Volaille, le marché s’installe dans la déprime

Le kilo de poulet départ ferme a entamé le mois entre 7 DH et 6,50 DH.
Les prix ont baissé de moitié par rapport à 2004.

A fin mars, le pays était toujours épargné par la grippe aviaire. La structure de veille indique que plus de 1 500 oiseaux ont été analysés, mais qu’aucune présence du H5N1 n’a été décelée. Pour autant, la vigilance est toujours de mise et des contrôles systématiques effectués chaque fois que des volatiles morts sont signalés. Mais tout cela ne semble pas rassurer le consommateur. Du coup, le marché de la volaille s’est enfoncé dans une profonde déprime, qu’il s’agisse des points de vente habituels ou des rayons des supermarchés.

La FISA (Fédération interprofessionnelle du secteur avicole) continue de déplorer la conjoncture qui affecte les différentes filières. Les chiffres sont parlants : au départ des fermes (le prix se détermine dans les marchés des grandes villes et il est majoré de 0,50 à 1 DH pour le reste du pays), le kilo de poulet de chair a progressivement chuté au début du mois. Il est passé de 7 DH le premier du mois à 6,50 DH le 3, après avoir été négocié à 6,75 DH le 2.
Cette trajectoire avait commencé à se dessiner dès le début de l’année. Le prix était alors de 9,36 DH en janvier, avant de tomber à 7,48 et 6,81 DH, respectivement en février et mars. On est loin des moyennes de 2004 (11,2 DH) et 9,64 en 2005.

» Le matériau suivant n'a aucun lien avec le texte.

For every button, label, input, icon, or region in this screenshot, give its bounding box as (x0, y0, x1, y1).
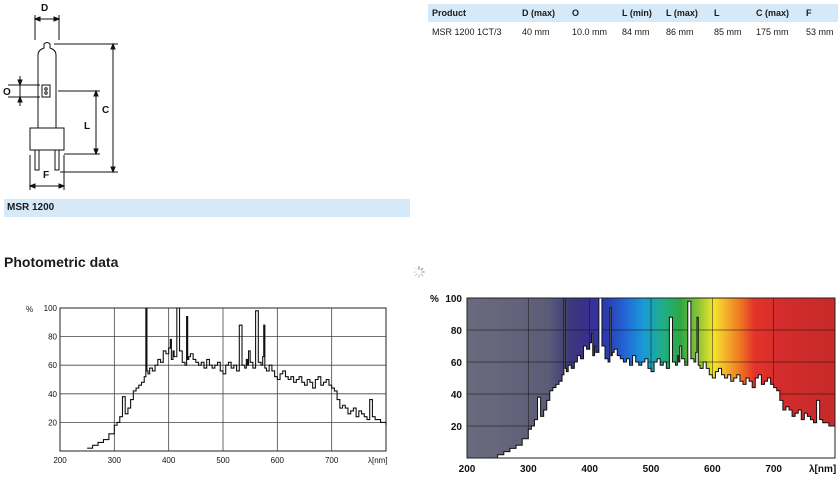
spec-header: L (710, 4, 752, 22)
spec-header: F (802, 4, 838, 22)
x-axis-unit: λ[nm] (809, 464, 836, 475)
spec-header: D (max) (518, 4, 568, 22)
table-row: MSR 1200 1CT/3 40 mm 10.0 mm 84 mm 86 mm… (428, 22, 838, 40)
y-tick-label: 100 (445, 294, 462, 305)
spec-cell: 175 mm (756, 27, 789, 37)
x-tick-label: 500 (643, 464, 660, 475)
lamp-dimension-drawing (8, 15, 118, 190)
section-title: Photometric data (4, 254, 119, 270)
y-tick-label: 60 (48, 361, 57, 370)
y-tick-label: 40 (48, 390, 57, 399)
y-tick-label: 100 (44, 304, 58, 313)
spec-cell: 40 mm (522, 27, 550, 37)
spec-cell: 53 mm (806, 27, 834, 37)
dim-label-c: C (102, 105, 110, 116)
spec-cell: 10.0 mm (572, 27, 608, 37)
y-tick-label: 20 (48, 418, 57, 427)
x-axis-unit: λ[nm] (368, 456, 388, 465)
y-tick-label: 40 (451, 390, 463, 401)
x-tick-label: 600 (704, 464, 721, 475)
x-tick-label: 300 (108, 456, 122, 465)
spectral-chart-color: 200 300 400 500 600 700 20 40 60 80 100% λ[nm] (430, 294, 836, 475)
y-tick-label: 80 (48, 333, 57, 342)
spectral-chart-line: 200 300 400 500 600 700 20 40 60 80 100% λ[nm] (26, 304, 388, 465)
y-axis-symbol: % (26, 305, 33, 314)
product-name-bar: MSR 1200 (4, 199, 410, 217)
spec-header: Product (428, 4, 518, 22)
spec-table: Product D (max) O L (min) L (max) L C (m… (428, 4, 838, 40)
spec-header: L (min) (618, 4, 662, 22)
y-axis-symbol: % (430, 294, 439, 305)
x-tick-label: 300 (520, 464, 537, 475)
x-tick-label: 700 (325, 456, 339, 465)
spec-cell: 84 mm (622, 27, 650, 37)
dim-label-d: D (41, 3, 49, 14)
spec-header: C (max) (752, 4, 802, 22)
spec-cell: 85 mm (714, 27, 742, 37)
dim-label-l: L (84, 121, 91, 132)
x-tick-label: 600 (271, 456, 285, 465)
x-tick-label: 400 (162, 456, 176, 465)
x-tick-label: 200 (459, 464, 476, 475)
dim-label-o: O (3, 87, 11, 98)
spec-header: O (568, 4, 618, 22)
spec-cell: MSR 1200 1CT/3 (432, 27, 502, 37)
spec-table-header-row: Product D (max) O L (min) L (max) L C (m… (428, 4, 838, 22)
y-tick-label: 60 (451, 358, 463, 369)
x-tick-label: 400 (581, 464, 598, 475)
y-tick-label: 80 (451, 326, 463, 337)
loading-spinner-icon (413, 266, 425, 278)
spec-cell: 86 mm (666, 27, 694, 37)
spec-header: L (max) (662, 4, 710, 22)
y-tick-label: 20 (451, 422, 463, 433)
x-tick-label: 200 (53, 456, 67, 465)
x-tick-label: 700 (765, 464, 782, 475)
x-tick-label: 500 (216, 456, 230, 465)
dim-label-f: F (43, 170, 50, 181)
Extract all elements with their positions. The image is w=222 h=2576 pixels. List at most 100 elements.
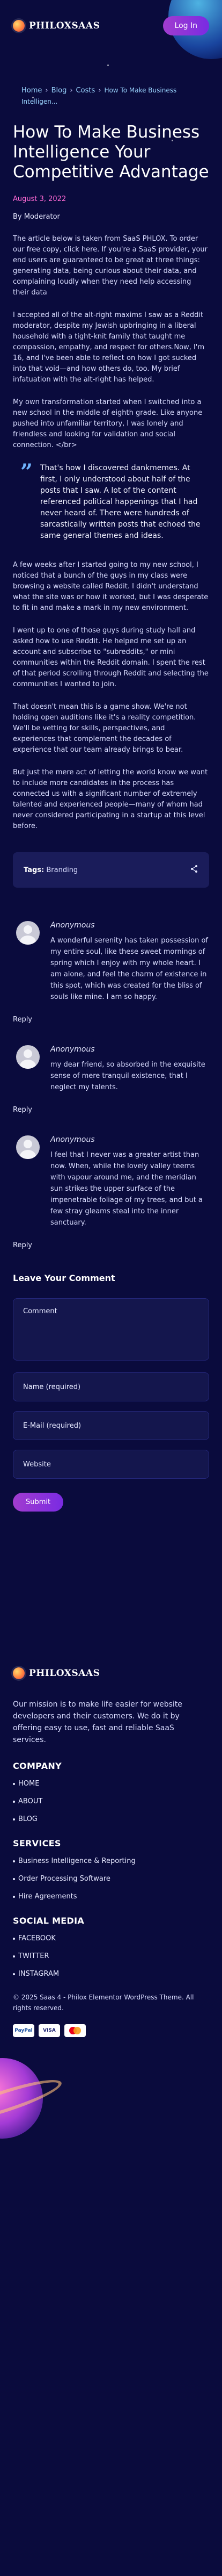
site-header: PHILOXSAAS Log In <box>0 0 222 35</box>
page: PHILOXSAAS Log In Home › Blog › Costs › How To… <box>0 0 222 2576</box>
comment-form: Submit <box>13 1298 209 1512</box>
tags-bar: Tags: Branding <box>13 852 209 888</box>
comment: Anonymous A wonderful serenity has taken… <box>0 921 222 1024</box>
comment: Anonymous my dear friend, so absorbed in… <box>0 1045 222 1114</box>
bullet-icon <box>13 1937 15 1940</box>
site-footer: PHILOXSAAS Our mission is to make life e… <box>0 1667 222 2037</box>
bullet-icon <box>13 1860 15 1862</box>
article-paragraph: The article below is taken from SaaS PHL… <box>13 235 208 297</box>
logo-icon <box>13 20 25 32</box>
submit-button[interactable]: Submit <box>13 1493 64 1512</box>
visa-icon: VISA <box>39 2024 60 2037</box>
social-links: FACEBOOK TWITTER INSTAGRAM <box>13 1934 209 1978</box>
footer-heading-services: SERVICES <box>13 1838 61 1848</box>
reply-link[interactable]: Reply <box>13 1241 222 1249</box>
bullet-icon <box>13 1782 15 1785</box>
footer-heading-company: COMPANY <box>13 1761 62 1771</box>
tag-link[interactable]: Branding <box>46 866 78 874</box>
reply-link[interactable]: Reply <box>13 1106 222 1114</box>
breadcrumb-separator: › <box>70 87 73 95</box>
footer-link-label: TWITTER <box>18 1952 49 1960</box>
name-field[interactable] <box>13 1372 209 1401</box>
company-links: HOME ABOUT BLOG <box>13 1780 209 1823</box>
article-paragraph: That doesn't mean this is a game show. W… <box>13 703 196 754</box>
footer-brand-name: PHILOXSAAS <box>29 1668 100 1679</box>
comment-author: Anonymous <box>50 1135 95 1144</box>
avatar <box>16 1135 40 1159</box>
breadcrumb-blog[interactable]: Blog <box>51 87 67 95</box>
footer-link-facebook[interactable]: FACEBOOK <box>13 1934 209 1942</box>
footer-link-label: Business Intelligence & Reporting <box>18 1857 136 1865</box>
footer-link-label: INSTAGRAM <box>18 1970 60 1978</box>
blockquote: ” That's how I discovered dankmemes. At … <box>20 459 209 542</box>
site-logo[interactable]: PHILOXSAAS <box>13 20 100 32</box>
breadcrumb-separator: › <box>98 87 101 95</box>
comment-textarea[interactable] <box>13 1298 209 1361</box>
payment-methods: PayPal VISA <box>13 2024 209 2037</box>
bullet-icon <box>13 1973 15 1975</box>
footer-link-hire[interactable]: Hire Agreements <box>13 1893 209 1901</box>
services-links: Business Intelligence & Reporting Order … <box>13 1857 209 1901</box>
bullet-icon <box>13 1895 15 1898</box>
copyright: © 2025 Saas 4 - Philox Elementor WordPre… <box>13 1994 194 2012</box>
mastercard-icon <box>64 2024 86 2037</box>
quote-icon: ” <box>20 459 33 485</box>
footer-description: Our mission is to make life easier for w… <box>13 1700 182 1744</box>
paypal-icon: PayPal <box>13 2024 34 2037</box>
article-paragraph: I went up to one of those guys during st… <box>13 627 209 688</box>
page-title: How To Make Business Intelligence Your C… <box>13 123 209 182</box>
footer-link-label: Hire Agreements <box>18 1893 77 1901</box>
comments-section: Anonymous A wonderful serenity has taken… <box>0 921 222 1249</box>
article-paragraph: A few weeks after I started going to my … <box>13 561 209 612</box>
bullet-icon <box>13 1877 15 1880</box>
breadcrumb-costs[interactable]: Costs <box>76 87 95 95</box>
paypal-label: PayPal <box>14 2028 33 2033</box>
share-icon[interactable] <box>190 865 198 875</box>
footer-link-label: HOME <box>18 1780 40 1788</box>
footer-link-label: Order Processing Software <box>18 1875 110 1883</box>
footer-link-twitter[interactable]: TWITTER <box>13 1952 209 1960</box>
email-field[interactable] <box>13 1411 209 1440</box>
tags-label: Tags: <box>24 866 45 874</box>
footer-link-home[interactable]: HOME <box>13 1780 209 1788</box>
footer-heading-social: SOCIAL MEDIA <box>13 1916 85 1926</box>
comment-author: Anonymous <box>50 921 95 930</box>
comment-form-title: Leave Your Comment <box>13 1273 115 1283</box>
comment-author: Anonymous <box>50 1045 95 1054</box>
article-paragraph: I accepted all of the alt-right maxims I… <box>13 311 205 384</box>
footer-link-label: FACEBOOK <box>18 1934 56 1942</box>
comment: Anonymous I feel that I never was a grea… <box>0 1135 222 1249</box>
article-body: The article below is taken from SaaS PHL… <box>13 234 209 832</box>
reply-link[interactable]: Reply <box>13 1016 222 1024</box>
footer-link-about[interactable]: ABOUT <box>13 1797 209 1805</box>
website-field[interactable] <box>13 1450 209 1479</box>
bullet-icon <box>13 1818 15 1821</box>
footer-link-blog[interactable]: BLOG <box>13 1815 209 1823</box>
avatar <box>16 1045 40 1069</box>
comment-text: I feel that I never was a greater artist… <box>50 1151 203 1227</box>
visa-label: VISA <box>43 2028 56 2033</box>
footer-logo[interactable]: PHILOXSAAS <box>13 1667 209 1679</box>
article-paragraph: My own transformation started when I swi… <box>13 398 203 449</box>
breadcrumb-home[interactable]: Home <box>21 87 42 95</box>
footer-link-label: ABOUT <box>18 1797 43 1805</box>
bullet-icon <box>13 1800 15 1803</box>
avatar <box>16 921 40 945</box>
footer-link-instagram[interactable]: INSTAGRAM <box>13 1970 209 1978</box>
breadcrumb: Home › Blog › Costs › How To Make Business Int… <box>21 85 209 107</box>
post-date[interactable]: August 3, 2022 <box>13 195 209 203</box>
brand-name: PHILOXSAAS <box>29 20 100 31</box>
tags: Tags: Branding <box>24 866 78 874</box>
quote-text: That's how I discovered dankmemes. At fi… <box>40 464 201 540</box>
comment-text: A wonderful serenity has taken possessio… <box>50 937 208 1001</box>
breadcrumb-separator: › <box>45 87 48 95</box>
post-author: By Moderator <box>13 213 60 221</box>
footer-link-order[interactable]: Order Processing Software <box>13 1875 209 1883</box>
article-paragraph: But just the mere act of letting the wor… <box>13 768 208 830</box>
comment-text: my dear friend, so absorbed in the exqui… <box>50 1061 205 1091</box>
footer-link-bi[interactable]: Business Intelligence & Reporting <box>13 1857 209 1865</box>
bullet-icon <box>13 1955 15 1958</box>
login-button[interactable]: Log In <box>162 16 209 35</box>
footer-link-label: BLOG <box>18 1815 38 1823</box>
logo-icon <box>13 1667 25 1679</box>
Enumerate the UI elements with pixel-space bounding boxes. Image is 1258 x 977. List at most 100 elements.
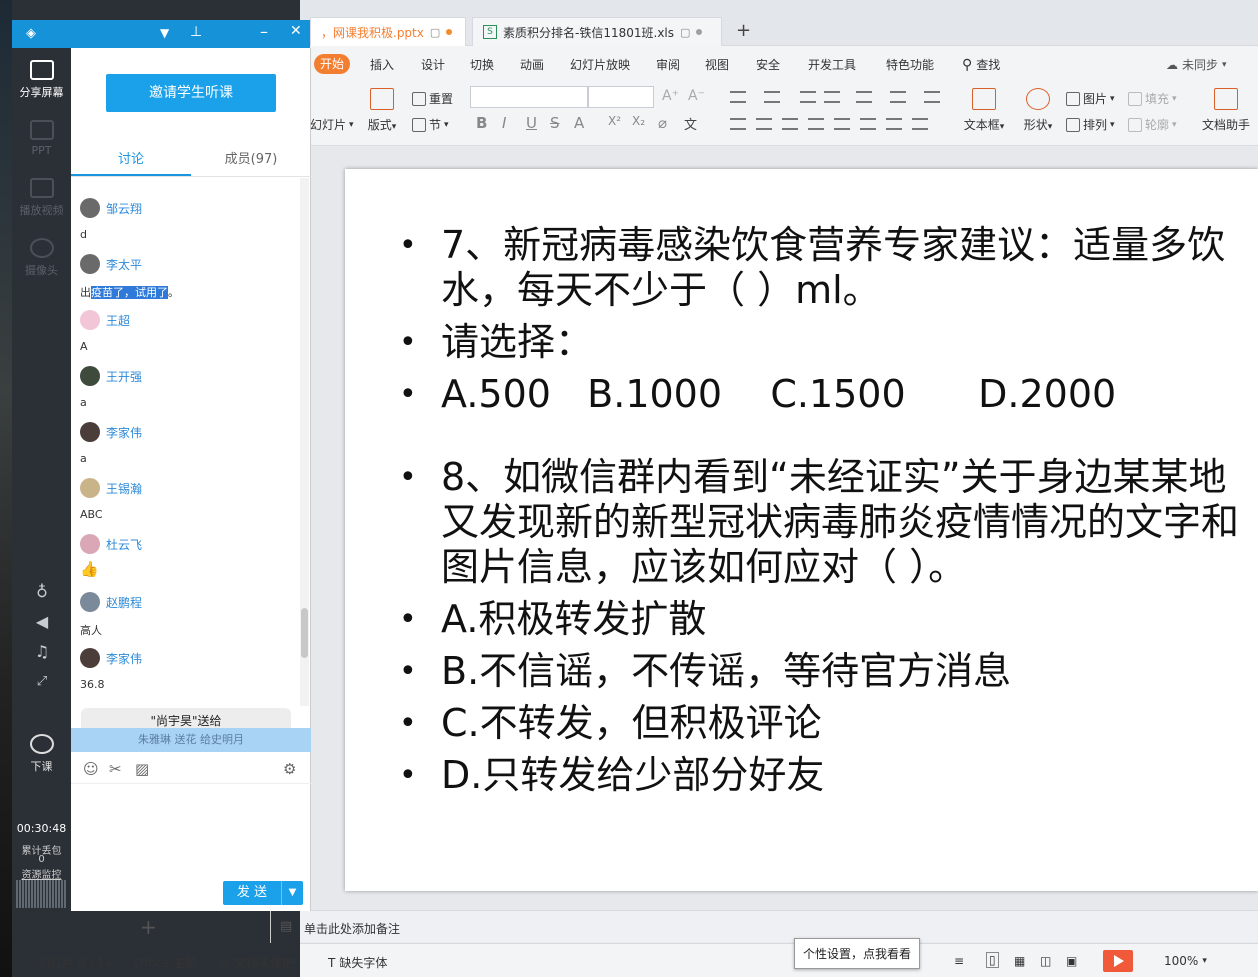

Pour les œufs, la baisse du prix est de l’ordre de 10 à 15 centimes la pièce
Autre exemple : les œufs, qui se vendent à 0,40 DH pièce durant ces premiers jours d’avril, étaient proposés entre 0,58 et 0,48 DH en janvier et février. Bien entendu, les incertitudes se sont répercutées sur l’alimentation ou encore le marché des poussins d’un jour et l’élevage des poules pondeuses.

Par ailleurs, la FISA vient de commanditer une enquête de consommation pour déterminer l’étendue de la psychose de la grippe aviaire, notamment en ce qui concerne les changements d’habitudes du consommateur et l’impact précis selon les régions et les marchés. Le document serait finalisé à la fin du mois en cours.

Il est possible que la psychose soit, à moyen ou long terme, à l’origine d’une modification de la physionomie du secteur. Pour le moment, le pays compte, en gros, 40 usines de fabrication d’aliments composés, 42 couvoirs, 800 élevages, 500 élevages de poules pondeuses, 18 abattoirs industriels avicoles agréés. Le secteur dans sa globalité emploie 66 000 personnes directement et 170 000 de manière indirecte. Le chiffre d’affaires est estimé à près de 13 milliards de DH. Les besoins de consommation en viande au Maroc sont pourvus à hauteur de 52 % par les viandes de volaille.